Seoul Sie spaziert Hand in Hand mit ihrem Vater vor einer startbereiten Rakete entlang, begleitet ihn zu einer Artillerie-Schießübung oder klatscht beim gemeinsamen Besuch einer Militärparade lächelnd in die Hände. Nordkoreas Machthaber Kim Jong Un hat sich in den vergangenen Monaten mehrfach mit seiner Tochter in der Öffentlichkeit gezeigt – überwiegend in militärischer Umgebung.
Dabei ist das Mädchen mit den langen schwarzen Haaren laut Angaben des südkoreanischen Geheimdienstes vermutlich erst zehn oder elf Jahre alt. Es soll demnach auf den Namen Ju Ae hören und eines von möglicherweise drei Kindern Kims und seiner Frau Ri Sol Ju sein.
Der unerwartete, von den Staatsmedien dokumentierte Auftritt des Mädchens erstaunt die Beobachter im Ausland. Im weithin verschlossenen Nordkorea zeigen sich Machthaber gewöhnlich nicht öffentlich mit ihren Kindern. „Dass Kim Jong Un mit seiner Tochter auftritt, ist etwas Neues“, sagt der langjährige Projektleiter der Hanns-Seidel-Stiftung in der südkoreanischen Hauptstadt Seoul, Bernhard Seliger.

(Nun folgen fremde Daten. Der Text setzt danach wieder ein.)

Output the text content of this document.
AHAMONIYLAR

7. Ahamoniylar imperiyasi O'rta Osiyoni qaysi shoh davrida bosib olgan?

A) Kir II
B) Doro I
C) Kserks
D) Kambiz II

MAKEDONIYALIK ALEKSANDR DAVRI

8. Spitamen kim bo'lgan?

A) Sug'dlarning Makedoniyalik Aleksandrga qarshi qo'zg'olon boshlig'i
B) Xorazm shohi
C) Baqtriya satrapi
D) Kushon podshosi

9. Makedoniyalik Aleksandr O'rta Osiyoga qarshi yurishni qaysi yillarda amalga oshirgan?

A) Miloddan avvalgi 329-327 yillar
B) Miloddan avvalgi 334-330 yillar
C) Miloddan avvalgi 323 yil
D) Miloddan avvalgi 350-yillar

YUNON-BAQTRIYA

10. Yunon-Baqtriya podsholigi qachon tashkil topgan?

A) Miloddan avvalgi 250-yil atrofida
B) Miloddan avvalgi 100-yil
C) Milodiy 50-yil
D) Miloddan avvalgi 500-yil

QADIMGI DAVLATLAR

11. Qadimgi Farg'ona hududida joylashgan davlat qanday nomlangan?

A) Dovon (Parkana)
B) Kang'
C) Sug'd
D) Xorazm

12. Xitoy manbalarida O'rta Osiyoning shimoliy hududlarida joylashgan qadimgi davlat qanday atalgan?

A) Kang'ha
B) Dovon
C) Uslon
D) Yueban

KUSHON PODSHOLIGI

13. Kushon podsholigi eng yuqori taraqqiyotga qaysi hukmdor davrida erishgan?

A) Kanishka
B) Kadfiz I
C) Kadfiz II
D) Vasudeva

Nordkorea: Wird die „geliebte Tochter“ des „obersten Führers“ seine Nachfolgerin?
Ihre Auftritte schürten im Ausland neue Spekulationen um die Pläne Kims. Will er seine Tochter zu seiner Nachfolgerin aufbauen in dem Land, das auch als kommunistische Erbdiktatur beschrieben wird, wie manche Experten in Südkorea mutmaßen? Oder ist sie letztlich nur Teil einer Propagandaoffensive?
Nordkorea selbst gab bisher keine anderen Informationen über das Kind preis, als dass es die „geliebte“ Tochter Kim Jong Uns sei. Auch am Freitag nicht, als die offizielle Zeitung „Rodong Sinmun“ Bilder von ihr zeigte, wie sie ihren Vater abermals zum Test einer Interkontinentalrakete begleitete.
Die Staatsmedien hatten im November erstmals Fotos der Tochter veröffentlicht. Dass Kim damals den Test einer Interkontinentalrakete zu einem Familienausflug nutzte, werteten Beobachter auch als Propagandakniff. Kim wolle die Botschaft vermitteln, dass der Aufbau einer Atomstreitmacht trotz teils großer Not im eigenen Land der richtige Weg zum Schutz künftiger Generationen sei. Der Ostasien-Experte John Delury schrieb auf Twitter, die Botschaft hinter den Bildern sei: „Er ist ein guter Vater, der seine Familie schützt, wie er auch die Nation schützt.“
Für die Führung des Landes gelten Atomwaffen, und Interkontinentalraketen als Träger, als Überlebensgarantie und wirksame Abschreckung gegen die USA. Für seine Kernwaffenentwicklung, die von den USA und ihren Verbündeten als ernste Bedrohung wahrgenommen wird, nimmt Pjöngjang auch heftige internationale Sanktionen in Kauf. Erst am vergangenen Donnerstag und am Sonntagmorgen hatte Nordkorea erneut jeweils eine Interkontinentalrakete testweise abgefeuert.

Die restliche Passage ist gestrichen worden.